William Brandt, an Estonian sailor from Oesel (Saaremaa) Island, came to Australia in 1912.
Enlisting in the AIF in Warragul, a country town in Victoria, he served with the 5th Battalion on the Western Front. He was wounded in the right arm during the February advance in 1917, returned to the front four months later, and was wounded soon afterwards in the battle for Mennin Road, at Ypres, this time in the head. He was returned to the front in March 1918, when Russia had already withdrawn from the war. He refused to fight on these grounds and was court martialled. His 5-year sentence was eventually commuted and he was returned to Australia after the war.
After the war he continued working on coastal steamers living in Melbourne.

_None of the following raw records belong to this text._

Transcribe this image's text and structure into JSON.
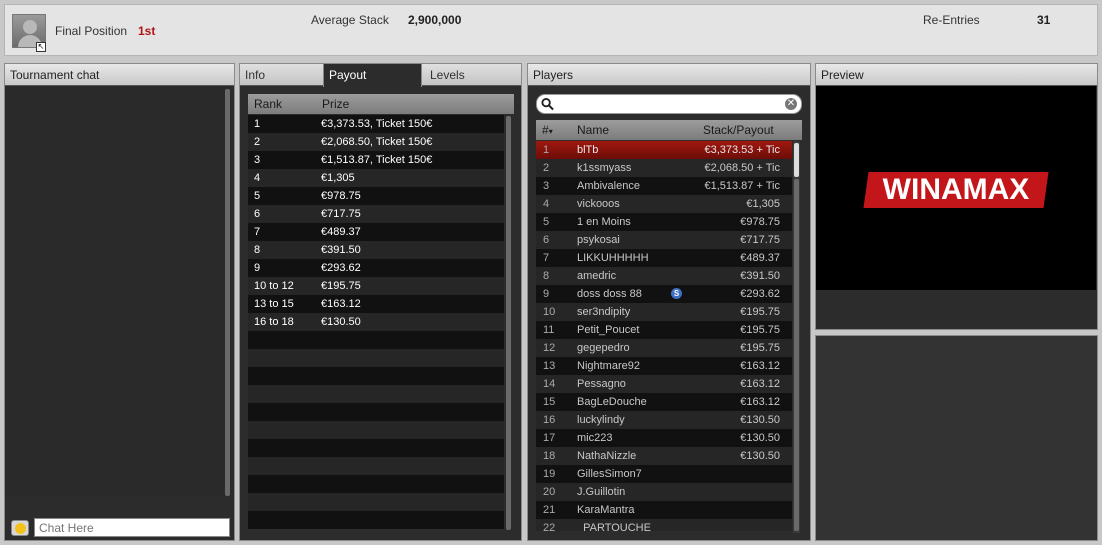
{
  "topbar": {
    "final_position_label": "Final Position",
    "final_position_value": "1st",
    "average_stack_label": "Average Stack",
    "average_stack_value": "2,900,000",
    "re_entries_label": "Re-Entries",
    "re_entries_value": "31"
  },
  "chat": {
    "title": "Tournament chat",
    "placeholder": "Chat Here"
  },
  "tabs": [
    {
      "label": "Info",
      "active": false
    },
    {
      "label": "Payout",
      "active": true
    },
    {
      "label": "Levels",
      "active": false
    }
  ],
  "payout": {
    "rank_header": "Rank",
    "prize_header": "Prize",
    "rows": [
      {
        "rank": "1",
        "prize": "€3,373.53, Ticket 150€"
      },
      {
        "rank": "2",
        "prize": "€2,068.50, Ticket 150€"
      },
      {
        "rank": "3",
        "prize": "€1,513.87, Ticket 150€"
      },
      {
        "rank": "4",
        "prize": "€1,305"
      },
      {
        "rank": "5",
        "prize": "€978.75"
      },
      {
        "rank": "6",
        "prize": "€717.75"
      },
      {
        "rank": "7",
        "prize": "€489.37"
      },
      {
        "rank": "8",
        "prize": "€391.50"
      },
      {
        "rank": "9",
        "prize": "€293.62"
      },
      {
        "rank": "10 to 12",
        "prize": "€195.75"
      },
      {
        "rank": "13 to 15",
        "prize": "€163.12"
      },
      {
        "rank": "16 to 18",
        "prize": "€130.50"
      },
      {
        "rank": "",
        "prize": ""
      },
      {
        "rank": "",
        "prize": ""
      },
      {
        "rank": "",
        "prize": ""
      },
      {
        "rank": "",
        "prize": ""
      },
      {
        "rank": "",
        "prize": ""
      },
      {
        "rank": "",
        "prize": ""
      },
      {
        "rank": "",
        "prize": ""
      },
      {
        "rank": "",
        "prize": ""
      },
      {
        "rank": "",
        "prize": ""
      },
      {
        "rank": "",
        "prize": ""
      },
      {
        "rank": "",
        "prize": ""
      }
    ]
  },
  "players": {
    "title": "Players",
    "num_header": "#",
    "name_header": "Name",
    "stack_header": "Stack/Payout",
    "rows": [
      {
        "num": "1",
        "name": "blTb",
        "stack": "€3,373.53 +  Tic",
        "selected": true
      },
      {
        "num": "2",
        "name": "k1ssmyass",
        "stack": "€2,068.50 +  Tic"
      },
      {
        "num": "3",
        "name": "Ambivalence",
        "stack": "€1,513.87 +  Tic"
      },
      {
        "num": "4",
        "name": "vickooos",
        "stack": "€1,305"
      },
      {
        "num": "5",
        "name": "1 en Moins",
        "stack": "€978.75"
      },
      {
        "num": "6",
        "name": "psykosai",
        "stack": "€717.75"
      },
      {
        "num": "7",
        "name": "LIKKUHHHHH",
        "stack": "€489.37"
      },
      {
        "num": "8",
        "name": "amedric",
        "stack": "€391.50"
      },
      {
        "num": "9",
        "name": "doss doss 88",
        "stack": "€293.62",
        "badge": "S"
      },
      {
        "num": "10",
        "name": "ser3ndipity",
        "stack": "€195.75"
      },
      {
        "num": "11",
        "name": "Petit_Poucet",
        "stack": "€195.75"
      },
      {
        "num": "12",
        "name": "gegepedro",
        "stack": "€195.75"
      },
      {
        "num": "13",
        "name": "Nightmare92",
        "stack": "€163.12"
      },
      {
        "num": "14",
        "name": "Pessagno",
        "stack": "€163.12"
      },
      {
        "num": "15",
        "name": "BagLeDouche",
        "stack": "€163.12"
      },
      {
        "num": "16",
        "name": "luckylindy",
        "stack": "€130.50"
      },
      {
        "num": "17",
        "name": "mic223",
        "stack": "€130.50"
      },
      {
        "num": "18",
        "name": "NathaNizzle",
        "stack": "€130.50"
      },
      {
        "num": "19",
        "name": "GillesSimon7",
        "stack": ""
      },
      {
        "num": "20",
        "name": "J.Guillotin",
        "stack": ""
      },
      {
        "num": "21",
        "name": "KaraMantra",
        "stack": ""
      },
      {
        "num": "22",
        "name": "_PARTOUCHE",
        "stack": ""
      }
    ]
  },
  "preview": {
    "title": "Preview",
    "logo_text": "WINAMAX"
  },
  "icons": {
    "search": "search-icon",
    "clear": "clear-icon",
    "smiley": "smiley-icon",
    "sort": "sort-arrow-icon"
  }
}
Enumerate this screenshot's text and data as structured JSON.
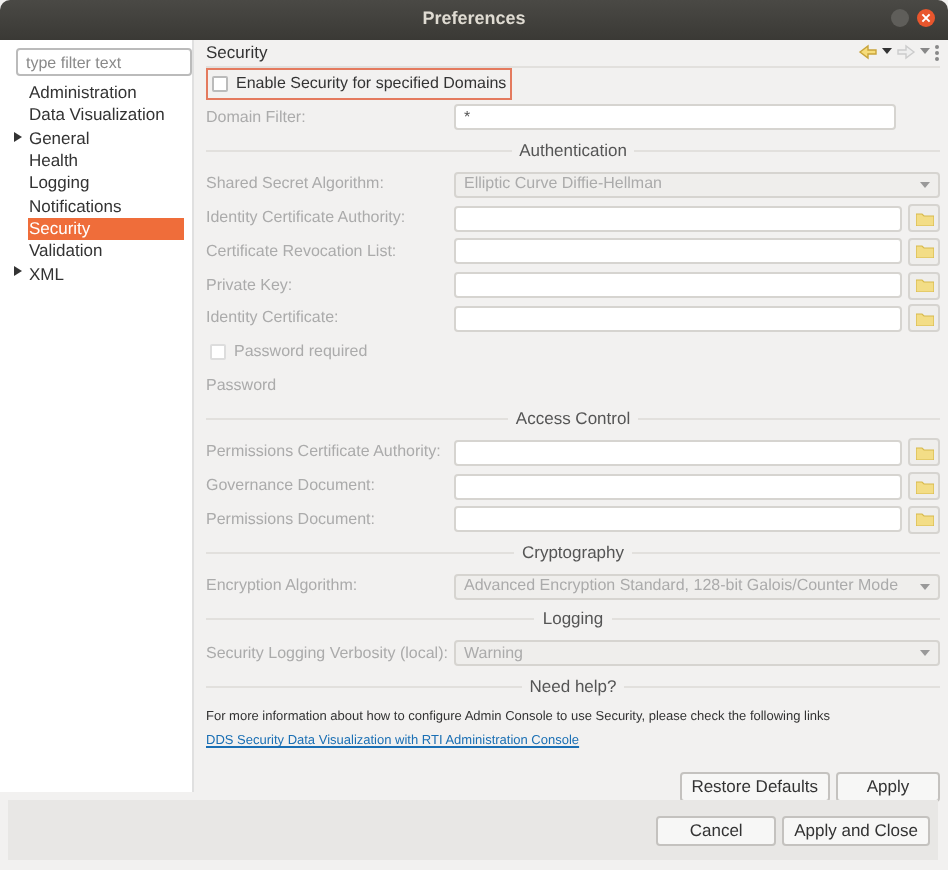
{
  "window": {
    "title": "Preferences"
  },
  "sidebar": {
    "filter": {
      "placeholder": "type filter text"
    },
    "items": [
      {
        "label": "Administration",
        "selected": false
      },
      {
        "label": "Data Visualization",
        "selected": false
      },
      {
        "label": "General",
        "selected": false,
        "expanded": false
      },
      {
        "label": "Health",
        "selected": false
      },
      {
        "label": "Logging",
        "selected": false
      },
      {
        "label": "Notifications",
        "selected": false
      },
      {
        "label": "Security",
        "selected": true
      },
      {
        "label": "Validation",
        "selected": false
      },
      {
        "label": "XML",
        "selected": false,
        "expanded": false
      }
    ]
  },
  "page": {
    "title": "Security",
    "rows": [
      {
        "kind": "checkbox",
        "label": "Enable Security for specified Domains",
        "checked": false,
        "disabled": false,
        "focused": true
      },
      {
        "kind": "text",
        "label": "Domain Filter:",
        "value": "*",
        "disabled": true
      },
      {
        "kind": "section",
        "label": "Authentication"
      },
      {
        "kind": "combo",
        "label": "Shared Secret Algorithm:",
        "value": "Elliptic Curve Diffie-Hellman",
        "disabled": true
      },
      {
        "kind": "file",
        "label": "Identity Certificate Authority:",
        "disabled": true
      },
      {
        "kind": "file",
        "label": "Certificate Revocation List:",
        "disabled": true
      },
      {
        "kind": "file",
        "label": "Private Key:",
        "disabled": true
      },
      {
        "kind": "file",
        "label": "Identity Certificate:",
        "disabled": true
      },
      {
        "kind": "checkbox",
        "label": "Password required",
        "checked": false,
        "disabled": true,
        "focused": false
      },
      {
        "kind": "label",
        "label": "Password",
        "disabled": true
      },
      {
        "kind": "section",
        "label": "Access Control"
      },
      {
        "kind": "file",
        "label": "Permissions Certificate Authority:",
        "disabled": true
      },
      {
        "kind": "file",
        "label": "Governance Document:",
        "disabled": true
      },
      {
        "kind": "file",
        "label": "Permissions Document:",
        "disabled": true
      },
      {
        "kind": "section",
        "label": "Cryptography"
      },
      {
        "kind": "combo",
        "label": "Encryption Algorithm:",
        "value": "Advanced Encryption Standard, 128-bit Galois/Counter Mode",
        "disabled": true
      },
      {
        "kind": "section",
        "label": "Logging"
      },
      {
        "kind": "combo",
        "label": "Security Logging Verbosity (local):",
        "value": "Warning",
        "disabled": true
      },
      {
        "kind": "section",
        "label": "Need help?"
      }
    ],
    "help_text": "For more information about how to configure Admin Console to use Security, please check the following links",
    "help_link": "DDS Security Data Visualization with RTI Administration Console",
    "buttons": [
      "Restore Defaults",
      "Apply"
    ]
  },
  "footer_buttons": [
    "Cancel",
    "Apply and Close"
  ]
}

Peter Koel, Brandt’s countryman from Oesel, was married in Estonia but continued seafaring. In 1913 he was shipwrecked in the North Sea and survived three days in the water before he was rescued. He came to Australia in 1914 as a seaman. In 1915 Koel and Brandt served together on the ship Westralia and a few months later enlisted together in the AIF in Warragul.
Koel was placed in the same 5th Battalion, but discharged five months later, suffering from rheumatism – a consequence of his exposure after the shipwreck in the North Sea.
After discharge he continued working on the ships in Australia and in the UK.
David Borszcer, a Jewish musician from Bershad in Ukraine, came to Australia in June 1915 with the Belgian Band under the patriotic endeavour of raising money for the Belgian Relief Fund. A number of the members of this band were Russian nationals, and Russian music, including Tchaikovsky’s overture ‘1812’, featured as a highlight of their programs.
Borszcer stayed in Australia and enlisted in the AIF in April 1916; he was not accepted for overseas service but was allocated for service in the Australian Light Horse Band based at Menangle Park near Sydney. While serving he developed pulmonary tuberculosis, which was probably aggravated by his playing cornet. He was discharged from the army in 1917, but after recuperating he resumed his patriotic musical endeavours as a conductor of the Chatswood Orchestral Society in aid of the Red Cross.
After the war he stayed in Sydney continuing his occupation as a musician, but spent the last years of his life in provincial New South Wales, dying in Tumut in 1939.